At almost two and half hours, The Last Duel seemed like it would be a slog, particularly given the mild reviews out of Venice. What I didn’t expect was to be riveted for every minute, captivated by the performances and the story until the very last frame. Much of this is due to the singular brilliance of Jodie Comer in the leading role. She has a face the camera loves but as an actress she is adept at keeping her emotions just hidden from view. There is an unpredictability about her expressions. That makes anything she’s in a fascinating watch, from Doctor Foster to Killing Eve and now, the Last Duel.
The Last Duel is a three-part take on a many centuries-old rape accusation that rocked the French countryside way back in the 1300s. It is about a time when women could not speak of rape, of course, or they’d be killed at best. It was just easier not to say anything. It was also a time of brutish men who treated women like livestock — and they treat their livestock bad enough. No living thing should endure such punishment at the hands of men (or women), but they have through the millennia. Such is the curse of humanity as the world’s most dominant invasive species.
While it’s true that Ben Affleck, Adam Driver, and Matt Damon walk around in odd outfits with even odder hairstyles, all three sink into their roles with relish, as they must depict their characters, as Comer does, through various versions of the rape story. The movie does not equivocate, of course — no one could in 2021. It has to be definitive in its message about rape, of course, as you’d imagine. So in a sense, you know from Frame One where this, and any movie like it, is going to end up. The last thing anyone needs is a massive boycott and waves of angry think pieces about Hollywood getting it wrong.

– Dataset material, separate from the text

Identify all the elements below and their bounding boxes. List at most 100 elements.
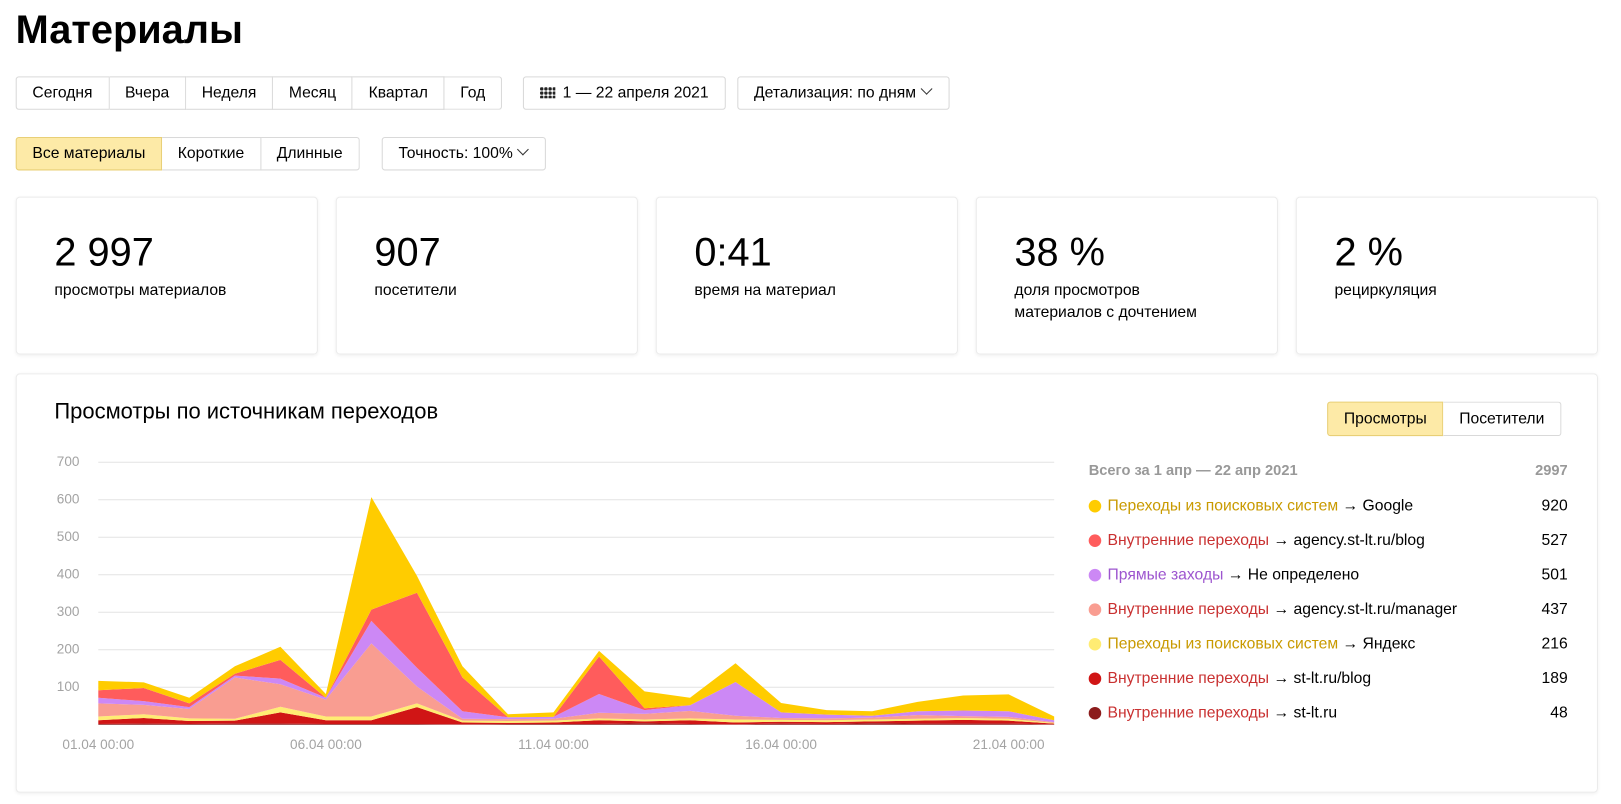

But thankfully, the movie is very good at revealing its politics through well-written dialogue and near-satire. It’s better to simply show things as they were rather than have various characters deliver out-of-place lectures. It sort of reminds me a little of how people today talk about fascism without realizing that if we were living through actual fascism, people protesting for any reason (whether online or on the streets) would simply be shot on the spot or put in prison. Similarly, for most of their existence women were constantly used to satisfy men whenever and wherever they saw fit. In fact, a woman’s only protection would have been another man protecting her. The Last Duel doesn’t flinch in its depiction of this brutality, nor does it confine the torment to the one high status female. They make sure to nod to the “peasant women” who are routinely raped by soldiers but never have a voice or any sort of justice rendered.

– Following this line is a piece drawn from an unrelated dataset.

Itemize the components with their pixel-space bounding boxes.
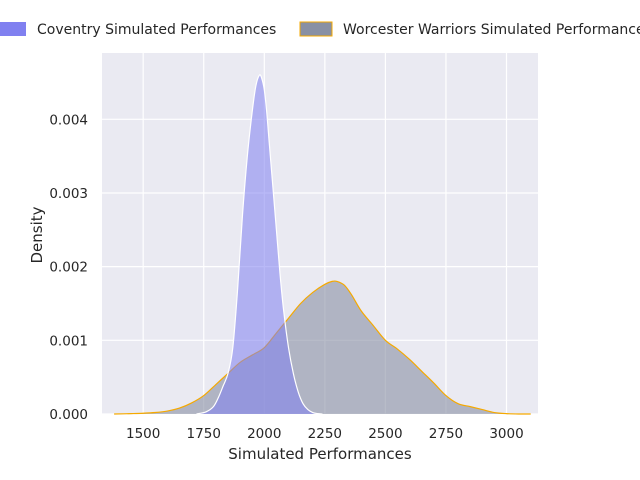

The Last Duel, like No Time to Die and like Dune, is a reminder of what Big Hollywood can do when it isn’t making superhero movies. Big set pieces, long action sequences, with adventure and high drama. It was such a treat to watch that the length of it never occurred to me.
The Last Duel shows Sir Ridley’s engine still roars hot. It’s hard to believe he can still be this good of a director in this, his fifth decade of movie-making. His taste for onscreen blood and violence is at the same level as his Best Picture winner, Gladiator. He is such a grandmaster when it comes to directing that he just knows, instinctively, how to present a MOVIE movie. And this is one of those. This is a movie you can safely pay to see and feel as though you are getting more than your money’s worth. Just when he should be slowing down, with House of Gucci coming up soon, he’s doing anything but.
But the film belongs to its star, Jodie Comer, who gives one of the best performances of the year, and one that should be remembered come Oscar time, along with the screenplay by Nicole Holofcener, Matt Damon, and Ben Affleck. While it didn’t really light the fire of the critics in Venice, it is exactly the kind of movie that can bring back the Big Oscar Movie — the universal, crowd-pleasing epic.
It’s too soon to know whether The Last Duel will land or not. We still have to see House of Gucci, and it’s hard to know which of these will eclipse the other. It will be billed as a “Me Too” movie and it’s definitely not for kids. But it gives me hope that the Hollywood I grew up with, the one that made movies this grand, is still alive.